Each proto package could be declared as its own Swift module, replacing dots
with underscores (e.g., package foo.bar becomes module Foo_Bar). Then, users
would simply import modules containing whatever proto modules they want to use
and refer to the generated types by their short names.
This solution is simply not possible, however. Swift modules cannot
circularly reference each other, but there is no restriction against proto
packages doing so. Circular imports are forbidden (e.g., foo.proto importing
bar.proto importing foo.proto), but nothing prevents package foo from
using a type in package bar which uses a different type in package foo, as
long as there is no import cycle. If these packages were generated as Swift
modules, then Foo would contain an import Bar statement and Bar would
contain an import Foo statement, and there is no way to compile this.
We can “fake” namespaces in Swift by declaring empty structs with private initializers.
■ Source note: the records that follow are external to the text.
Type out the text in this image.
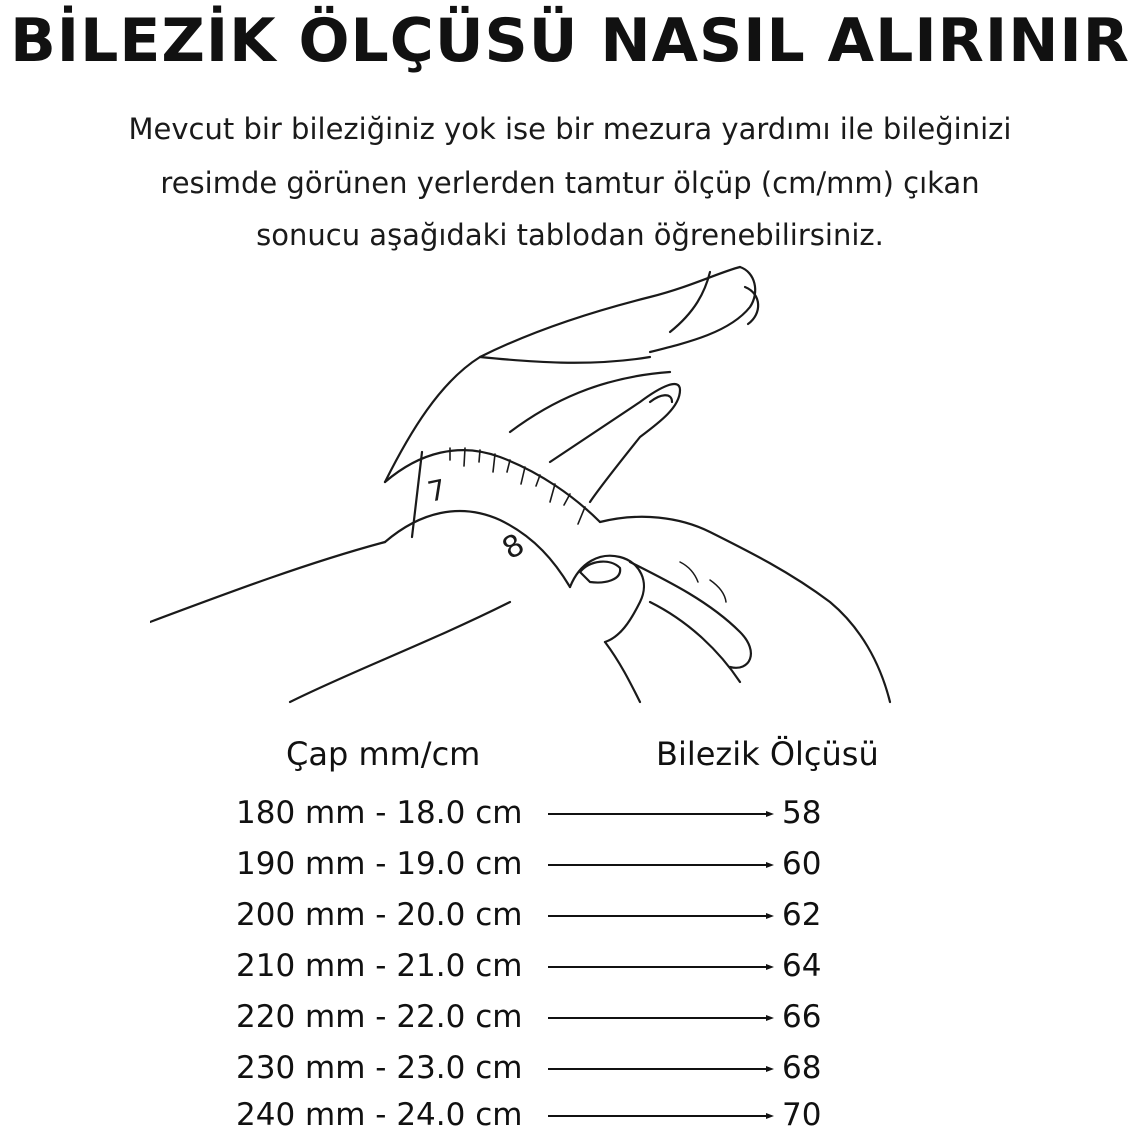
BİLEZİK ÖLÇÜSÜ NASIL ALIRINIR
Mevcut bir bileziğiniz yok ise bir mezura yardımı ile bileğinizi
resimde görünen yerlerden tamtur ölçüp (cm/mm) çıkan
sonucu aşağıdaki tablodan öğrenebilirsiniz.
7
8
Çap mm/cm	Bilezik Ölçüsü
180 mm - 18.0 cm	58
190 mm - 19.0 cm	60
200 mm - 20.0 cm	62
210 mm - 21.0 cm	64
220 mm - 22.0 cm	66
230 mm - 23.0 cm	68
240 mm - 24.0 cm	70
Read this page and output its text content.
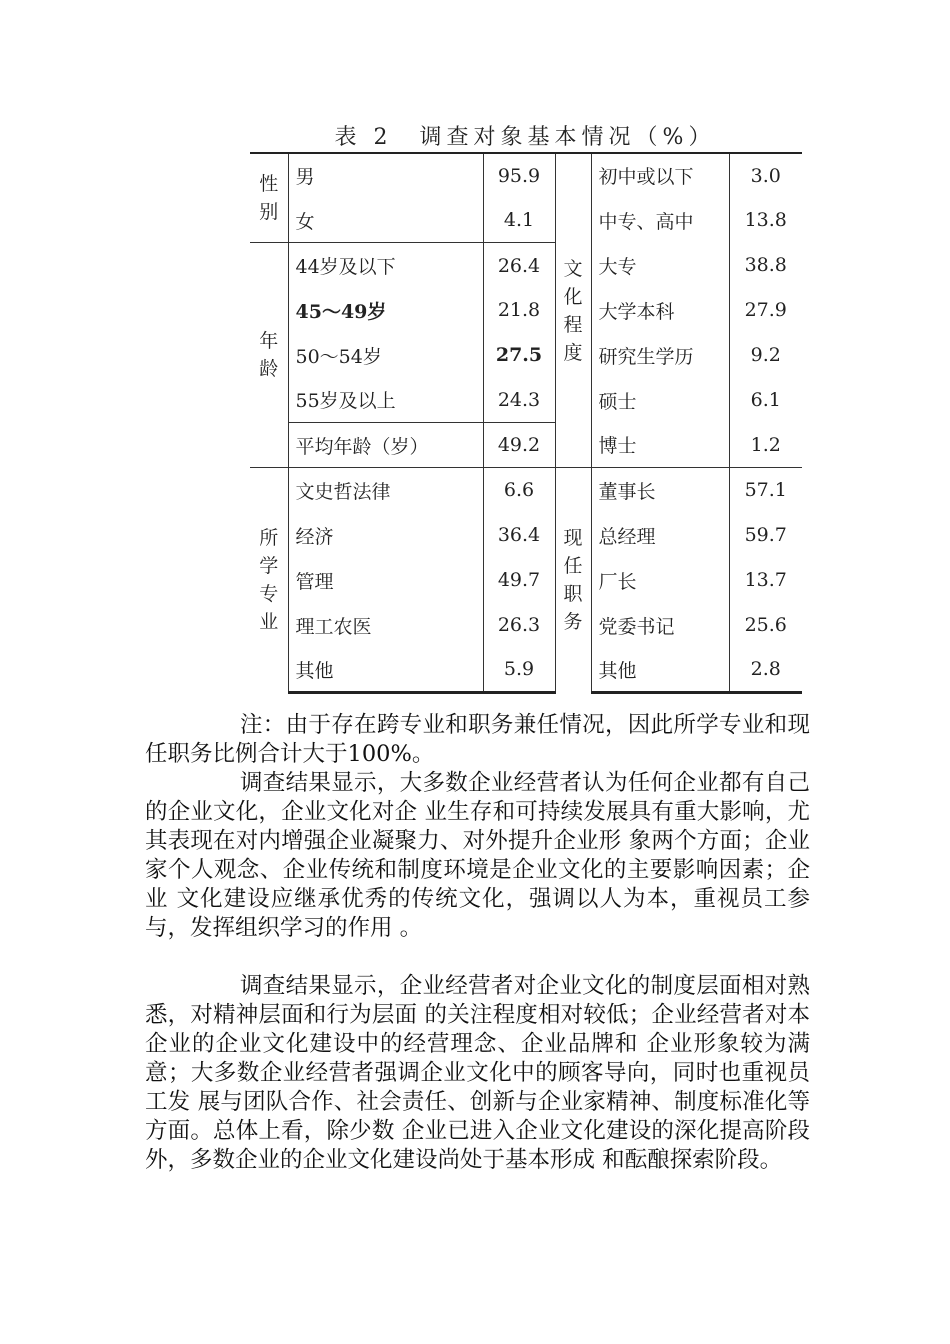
表 2　调查对象基本情况（%）
性别	男	95.9	文化程度	初中或以下	3.0
	女	4.1		中专、高中	13.8
年龄	44岁及以下	26.4		大专	38.8
	45～49岁	21.8		大学本科	27.9
	50～54岁	27.5		研究生学历	9.2
	55岁及以上	24.3		硕士	6.1
	平均年龄（岁）	49.2		博士	1.2
所学专业	文史哲法律	6.6	现任职务	董事长	57.1
	经济	36.4		总经理	59.7
	管理	49.7		厂长	13.7
	理工农医	26.3		党委书记	25.6
	其他	5.9		其他	2.8

注：由于存在跨专业和职务兼任情况，因此所学专业和现任职务比例合计大于100%。

调查结果显示，大多数企业经营者认为任何企业都有自己的企业文化，企业文化对企 业生存和可持续发展具有重大影响，尤其表现在对内增强企业凝聚力、对外提升企业形 象两个方面；企业家个人观念、企业传统和制度环境是企业文化的主要影响因素；企业 文化建设应继承优秀的传统文化，强调以人为本，重视员工参与，发挥组织学习的作用 。

调查结果显示，企业经营者对企业文化的制度层面相对熟悉，对精神层面和行为层面 的关注程度相对较低；企业经营者对本企业的企业文化建设中的经营理念、企业品牌和 企业形象较为满意；大多数企业经营者强调企业文化中的顾客导向，同时也重视员工发 展与团队合作、社会责任、创新与企业家精神、制度标准化等方面。总体上看，除少数 企业已进入企业文化建设的深化提高阶段外，多数企业的企业文化建设尚处于基本形成 和酝酿探索阶段。
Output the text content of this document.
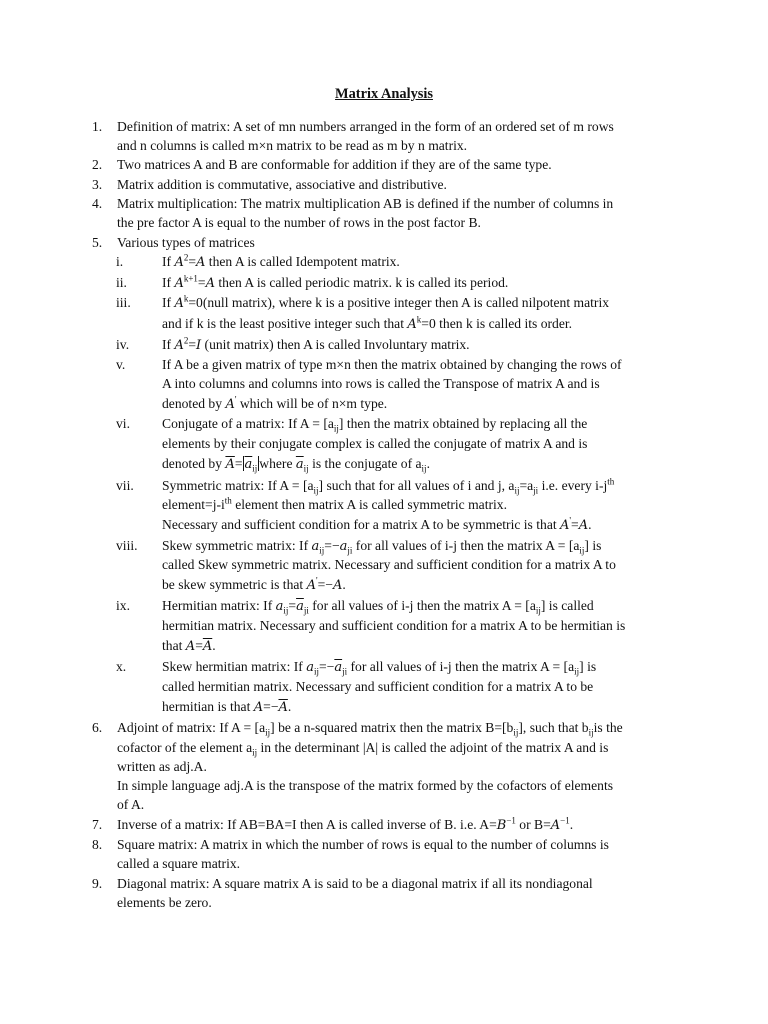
Matrix Analysis
1. Definition of matrix: A set of mn numbers arranged in the form of an ordered set of m rows
and n columns is called m×n matrix to be read as m by n matrix.
2. Two matrices A and B are conformable for addition if they are of the same type.
3. Matrix addition is commutative, associative and distributive.
4. Matrix multiplication: The matrix multiplication AB is defined if the number of columns in
the pre factor A is equal to the number of rows in the post factor B.
5. Various types of matrices
i.	If $A^2=A$ then A is called Idempotent matrix.
ii.	If $A^{k+1}=A$ then A is called periodic matrix. k is called its period.
iii. If $A^k=0(null$ matrix), where k is a positive integer then A is called nilpotent matrix
and if k is the least positive integer such that $A^k=0$ then k is called its order.
iv. If $A^2=I$ (unit matrix) then A is called Involuntary matrix.
v.	If A be a given matrix of type m×n then the matrix obtained by changing the rows of
A into columns and columns into rows is called the Transpose of matrix A and is
denoted by A' which will be of n×m type.
vi. Conjugate of a matrix: If $A = [a_{ij}]$ then the matrix obtained by replacing all the
elements by their conjugate complex is called the conjugate of matrix A and is
denoted by $\overline{A}= \overline{a}_{ij}$ where $\overline{a}_{ij}$ is the conjugate of $a_{ij}$.
vii. Symmetric matrix: If $A = [a_{ij}]$ such that for all values of i and j, $a_{ij}=a_{ji}$ i.e. every $i-j^{th}$
$element=j-i^{th}$ element then matrix A is called symmetric matrix.
Necessary and sufficient condition for a matrix A to be symmetric is that A'=A.
viii. Skew symmetric matrix: If $a_{ij}=-a_{ji}$ for all values of i-j then the matrix $A = [a_{ij}]$ is
called Skew symmetric matrix. Necessary and sufficient condition for a matrix A to
be skew symmetric is that A'=−A.
ix. Hermitian matrix: If $a_{ij}=\overline{a}_{ji}$ for all values of i-j then the matrix $A = [a_{ij}]$ is called
hermitian matrix. Necessary and sufficient condition for a matrix A to be hermitian is
that $A=\overline{A}$.
x.	Skew hermitian matrix: If $a_{ij}=-\overline{a}_{ji}$ for all values of i-j then the matrix $A = [a_{ij}]$ is
called hermitian matrix. Necessary and sufficient condition for a matrix A to be
hermitian is that $A=-\overline{A}$.
6. Adjoint of matrix: If $A = [a_{ij}]$ be a n-squared matrix then the matrix $B=[b_{ij}]$, such that $b_{ij}is$ the
cofactor of the element $a_{ij}$ in the determinant |A| is called the adjoint of the matrix A and is
written as adj.A.
In simple language adj.A is the transpose of the matrix formed by the cofactors of elements
of A.
7. Inverse of a matrix: If AB=BA=I then A is called inverse of B. i.e. $A=B^{-1}$ or $B=A^{-1}$.
8. Square matrix: A matrix in which the number of rows is equal to the number of columns is
called a square matrix.
9. Diagonal matrix: A square matrix A is said to be a diagonal matrix if all its nondiagonal
elements be zero.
Since modules are constructed based on compiler arguments, not by syntactic constructs, and because there is no pure Swift way to define submodules (even though Clang module maps support this), there is no source-drive way to group generated code into namespaces aside from this approach.
Types can be added to those intermediate package structs using Swift extensions.
For example, a message Baz in package foo.bar could be represented in Swift
as follows:
public struct Foo {
  private init() {}
}
public extension Foo {
  public struct Bar {
    private init() {}
  }
}
public extension Foo.Bar {
  public struct Baz {
    // Message fields and other methods
  }
}
let baz = Foo.Bar.Baz()
Each of these constructs would actually be defined in a separate file; Swift lets us keep them separate and add multiple structs to a single “namespace” through extensions.
Unfortunately, these intermediate structs generate symbols of their own (metatype information in the data segment). This becomes problematic if multiple build targets contain Swift sources generated from different messages in the same package. At link time, these symbols would collide, resulting in multiple definition errors.
This approach also has the disadvantage that there is no automatic “short” way to refer to the generated messages at the deepest nesting levels; since this use of structs is a hack around the lack of namespaces, there is no equivalent to import (Java) or using (C++) to simplify this. Users would have to declare type aliases to make this cleaner, or we would have to generate them for users.